Türkiye, Azerbaycan ve İran, bu koridorun güvenliğini ve işletmesini kendi ellerinde tutacaktı. Böylece Türk dünyasıyla kara bağlantısı sağlanacak, Avrasya’nın kalbi kendi sahiplerinin elinde kalacaktı.

Ancak ABD, diplomasi satrancında bu kozu çekip aldı.

İki kardeş ülke olan Türkiye ile Azerbaycan’ın, bölgede aynı hedefe kilitlenmesi gerekirken, masada ABD’nin hakemliğini kabul etmesi stratejik bir kayıp olmuştur.

Hadi Paşinyan’ı anlarım da Aliyev’in bu antlaşmaya imza koymaması gerekirdi,

Gerekirse Zelenski gibi görüşmeyi terk etmeliydi.

Kardeşim dediği Cumhurbaşkanı Erdoğan’a danışmadan, onun fikrini almadan o antlaşmaya imzayı basmamalıydı.

İran da kendi çıkarları doğrultusunda hareket edememiş, koridorun emperyalizmin kucağına bırakılmasına engel olamamıştır.

Rusya da bu tabloda kaybedenler arasında yer almıştır.

ABD, sadece Türkiye ve Azerbaycan’ın değil, Moskova’nın da bölgedeki etkisini törpülemiştir. Bu, tek taraflı bir diplomatik zafer değil, çok taraflı bir jeopolitik yenilgidir.

Zengezur Koridoru’nun ABD’ye bırakılması sadece bir diplomatik hata olarak görülmemeli.
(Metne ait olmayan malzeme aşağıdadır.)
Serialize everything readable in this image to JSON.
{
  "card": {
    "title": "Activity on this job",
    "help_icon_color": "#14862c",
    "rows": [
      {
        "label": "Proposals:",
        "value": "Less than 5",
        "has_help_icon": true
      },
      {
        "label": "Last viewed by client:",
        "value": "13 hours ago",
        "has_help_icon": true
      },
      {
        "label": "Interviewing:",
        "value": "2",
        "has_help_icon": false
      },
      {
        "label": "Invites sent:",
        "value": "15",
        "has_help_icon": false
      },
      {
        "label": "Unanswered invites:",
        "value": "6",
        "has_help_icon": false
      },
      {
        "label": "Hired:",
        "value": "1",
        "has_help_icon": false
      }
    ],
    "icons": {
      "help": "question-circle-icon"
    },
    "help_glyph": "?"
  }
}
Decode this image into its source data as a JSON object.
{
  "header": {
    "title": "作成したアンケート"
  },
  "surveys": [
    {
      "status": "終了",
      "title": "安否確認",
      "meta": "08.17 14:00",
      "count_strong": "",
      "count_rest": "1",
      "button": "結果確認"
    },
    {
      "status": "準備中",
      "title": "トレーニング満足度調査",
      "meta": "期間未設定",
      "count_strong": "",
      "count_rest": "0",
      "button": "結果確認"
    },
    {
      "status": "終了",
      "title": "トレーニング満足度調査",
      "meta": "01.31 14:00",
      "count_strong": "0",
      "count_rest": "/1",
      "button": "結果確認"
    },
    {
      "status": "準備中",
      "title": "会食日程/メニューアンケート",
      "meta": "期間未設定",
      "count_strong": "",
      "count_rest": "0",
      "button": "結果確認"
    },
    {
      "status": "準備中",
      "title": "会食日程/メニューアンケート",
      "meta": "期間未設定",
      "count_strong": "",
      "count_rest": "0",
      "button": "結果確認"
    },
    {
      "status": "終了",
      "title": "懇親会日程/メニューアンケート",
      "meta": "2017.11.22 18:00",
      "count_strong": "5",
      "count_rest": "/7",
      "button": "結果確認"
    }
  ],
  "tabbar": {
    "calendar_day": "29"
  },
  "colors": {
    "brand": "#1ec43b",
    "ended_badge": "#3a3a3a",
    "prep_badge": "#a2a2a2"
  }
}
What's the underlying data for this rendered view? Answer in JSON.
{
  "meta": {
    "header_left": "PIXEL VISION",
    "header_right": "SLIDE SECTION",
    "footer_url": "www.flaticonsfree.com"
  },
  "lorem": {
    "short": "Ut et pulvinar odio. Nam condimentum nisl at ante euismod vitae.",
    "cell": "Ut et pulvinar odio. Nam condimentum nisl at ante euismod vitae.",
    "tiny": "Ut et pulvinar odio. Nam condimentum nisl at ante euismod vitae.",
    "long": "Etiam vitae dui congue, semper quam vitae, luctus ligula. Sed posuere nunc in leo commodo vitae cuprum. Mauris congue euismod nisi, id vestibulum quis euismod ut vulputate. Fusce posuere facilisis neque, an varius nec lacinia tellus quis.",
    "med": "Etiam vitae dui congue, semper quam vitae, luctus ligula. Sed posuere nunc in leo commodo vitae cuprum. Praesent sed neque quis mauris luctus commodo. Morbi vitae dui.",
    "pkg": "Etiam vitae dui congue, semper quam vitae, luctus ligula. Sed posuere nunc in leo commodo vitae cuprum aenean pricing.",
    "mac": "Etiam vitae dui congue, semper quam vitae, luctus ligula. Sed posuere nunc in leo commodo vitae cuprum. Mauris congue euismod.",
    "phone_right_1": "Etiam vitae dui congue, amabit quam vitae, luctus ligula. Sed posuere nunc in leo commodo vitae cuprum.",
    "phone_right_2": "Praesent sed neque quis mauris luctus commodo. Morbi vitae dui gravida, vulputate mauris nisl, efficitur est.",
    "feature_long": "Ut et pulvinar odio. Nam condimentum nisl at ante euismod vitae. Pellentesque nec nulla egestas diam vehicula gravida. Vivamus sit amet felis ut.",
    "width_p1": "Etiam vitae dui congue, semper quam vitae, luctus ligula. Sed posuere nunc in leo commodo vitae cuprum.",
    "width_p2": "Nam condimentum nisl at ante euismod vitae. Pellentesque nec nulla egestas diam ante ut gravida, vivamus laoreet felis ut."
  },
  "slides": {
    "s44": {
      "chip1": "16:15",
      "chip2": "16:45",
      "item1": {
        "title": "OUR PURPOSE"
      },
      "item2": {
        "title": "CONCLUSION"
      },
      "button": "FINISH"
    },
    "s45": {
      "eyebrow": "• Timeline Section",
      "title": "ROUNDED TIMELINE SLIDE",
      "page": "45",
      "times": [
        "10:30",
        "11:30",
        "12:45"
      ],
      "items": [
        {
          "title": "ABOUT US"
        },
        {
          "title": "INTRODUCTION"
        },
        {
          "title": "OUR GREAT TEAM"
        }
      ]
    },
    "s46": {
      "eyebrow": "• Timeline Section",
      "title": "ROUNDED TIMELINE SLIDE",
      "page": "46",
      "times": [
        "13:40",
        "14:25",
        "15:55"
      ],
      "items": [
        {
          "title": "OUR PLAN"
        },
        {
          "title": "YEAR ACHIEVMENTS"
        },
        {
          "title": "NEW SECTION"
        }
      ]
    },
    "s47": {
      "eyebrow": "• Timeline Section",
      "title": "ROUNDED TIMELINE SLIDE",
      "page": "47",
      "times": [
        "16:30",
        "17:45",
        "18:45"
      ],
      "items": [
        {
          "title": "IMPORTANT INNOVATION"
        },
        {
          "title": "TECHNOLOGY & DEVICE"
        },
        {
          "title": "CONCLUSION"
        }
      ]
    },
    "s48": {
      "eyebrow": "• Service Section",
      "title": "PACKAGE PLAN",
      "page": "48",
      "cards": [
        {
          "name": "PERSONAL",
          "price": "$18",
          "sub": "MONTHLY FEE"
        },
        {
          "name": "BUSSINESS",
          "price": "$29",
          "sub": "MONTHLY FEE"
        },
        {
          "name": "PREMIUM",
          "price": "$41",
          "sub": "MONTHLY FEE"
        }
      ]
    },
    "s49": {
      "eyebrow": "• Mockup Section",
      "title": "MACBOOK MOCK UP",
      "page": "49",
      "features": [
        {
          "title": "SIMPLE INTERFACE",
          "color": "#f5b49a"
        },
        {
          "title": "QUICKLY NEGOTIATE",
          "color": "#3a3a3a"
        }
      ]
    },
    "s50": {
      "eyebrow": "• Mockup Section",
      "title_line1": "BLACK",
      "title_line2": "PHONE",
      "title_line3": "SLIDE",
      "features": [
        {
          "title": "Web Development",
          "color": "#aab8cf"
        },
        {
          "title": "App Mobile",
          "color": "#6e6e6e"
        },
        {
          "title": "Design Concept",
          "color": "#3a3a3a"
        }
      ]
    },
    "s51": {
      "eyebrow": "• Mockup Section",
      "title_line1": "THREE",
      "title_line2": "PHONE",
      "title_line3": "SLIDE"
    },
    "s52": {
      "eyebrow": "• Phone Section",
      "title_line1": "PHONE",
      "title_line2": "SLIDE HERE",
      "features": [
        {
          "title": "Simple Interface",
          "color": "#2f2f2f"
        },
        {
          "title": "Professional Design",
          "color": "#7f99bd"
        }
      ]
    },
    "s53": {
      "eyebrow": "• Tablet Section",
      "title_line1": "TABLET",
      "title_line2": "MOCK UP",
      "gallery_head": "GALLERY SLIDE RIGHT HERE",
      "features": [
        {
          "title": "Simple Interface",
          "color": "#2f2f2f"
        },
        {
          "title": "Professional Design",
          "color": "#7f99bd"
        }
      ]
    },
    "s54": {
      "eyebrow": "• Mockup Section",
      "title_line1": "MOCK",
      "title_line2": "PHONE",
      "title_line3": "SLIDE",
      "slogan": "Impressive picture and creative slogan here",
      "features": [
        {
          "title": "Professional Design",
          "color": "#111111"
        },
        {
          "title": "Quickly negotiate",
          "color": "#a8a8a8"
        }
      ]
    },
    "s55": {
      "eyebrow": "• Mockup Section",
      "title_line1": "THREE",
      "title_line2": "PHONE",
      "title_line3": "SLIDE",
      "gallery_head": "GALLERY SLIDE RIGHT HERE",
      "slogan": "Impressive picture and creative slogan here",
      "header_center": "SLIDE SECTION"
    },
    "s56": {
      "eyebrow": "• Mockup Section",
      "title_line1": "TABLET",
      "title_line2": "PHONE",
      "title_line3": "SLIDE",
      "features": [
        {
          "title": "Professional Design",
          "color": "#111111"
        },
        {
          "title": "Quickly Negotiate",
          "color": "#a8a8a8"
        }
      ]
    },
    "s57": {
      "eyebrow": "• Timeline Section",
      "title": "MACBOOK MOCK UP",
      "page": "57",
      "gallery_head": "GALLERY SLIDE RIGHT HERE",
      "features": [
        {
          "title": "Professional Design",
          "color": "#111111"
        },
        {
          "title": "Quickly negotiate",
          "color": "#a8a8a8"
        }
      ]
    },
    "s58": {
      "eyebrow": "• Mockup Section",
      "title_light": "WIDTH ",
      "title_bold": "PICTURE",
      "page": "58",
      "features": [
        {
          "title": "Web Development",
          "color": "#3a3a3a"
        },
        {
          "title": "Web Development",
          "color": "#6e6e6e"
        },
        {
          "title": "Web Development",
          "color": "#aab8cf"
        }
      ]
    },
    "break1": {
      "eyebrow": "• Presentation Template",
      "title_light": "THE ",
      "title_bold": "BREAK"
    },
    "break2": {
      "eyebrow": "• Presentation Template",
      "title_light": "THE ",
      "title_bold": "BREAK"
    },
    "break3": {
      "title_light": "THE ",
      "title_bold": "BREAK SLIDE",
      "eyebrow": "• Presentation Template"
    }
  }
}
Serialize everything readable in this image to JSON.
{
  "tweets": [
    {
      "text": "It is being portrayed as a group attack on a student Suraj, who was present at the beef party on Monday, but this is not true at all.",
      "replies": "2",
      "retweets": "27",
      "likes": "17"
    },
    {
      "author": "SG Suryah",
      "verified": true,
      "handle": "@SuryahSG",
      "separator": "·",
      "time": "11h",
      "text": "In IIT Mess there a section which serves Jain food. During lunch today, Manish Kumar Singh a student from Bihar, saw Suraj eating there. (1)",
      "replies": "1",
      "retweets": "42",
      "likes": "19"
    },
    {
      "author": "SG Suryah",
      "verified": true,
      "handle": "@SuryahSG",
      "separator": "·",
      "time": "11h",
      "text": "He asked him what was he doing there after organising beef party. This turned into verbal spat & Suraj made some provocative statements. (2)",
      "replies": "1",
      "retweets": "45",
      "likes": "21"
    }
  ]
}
Gelecek yüzyılın planlanması demektir.

Burada ABD’nin oyunu açıktır.

Önce kriz çıkar, sonra çözüm vaadiyle stratejik damarları ele geçir.

Bu oyunu bozacak olan, tarihten aldığı gücü unutmayan Türk milletidir.

Kurtuluş Savaşı’nda emperyalizmin planlarını yarım asır erteleten bu toprakların evlatları, bugün de aynı kararlılıkla Zengezur’un kapılarını yeniden milletin iradesine kazandıracaktır.

Çünkü bu yurt bizim, bu yol bizim, bu gelecek bizimdir.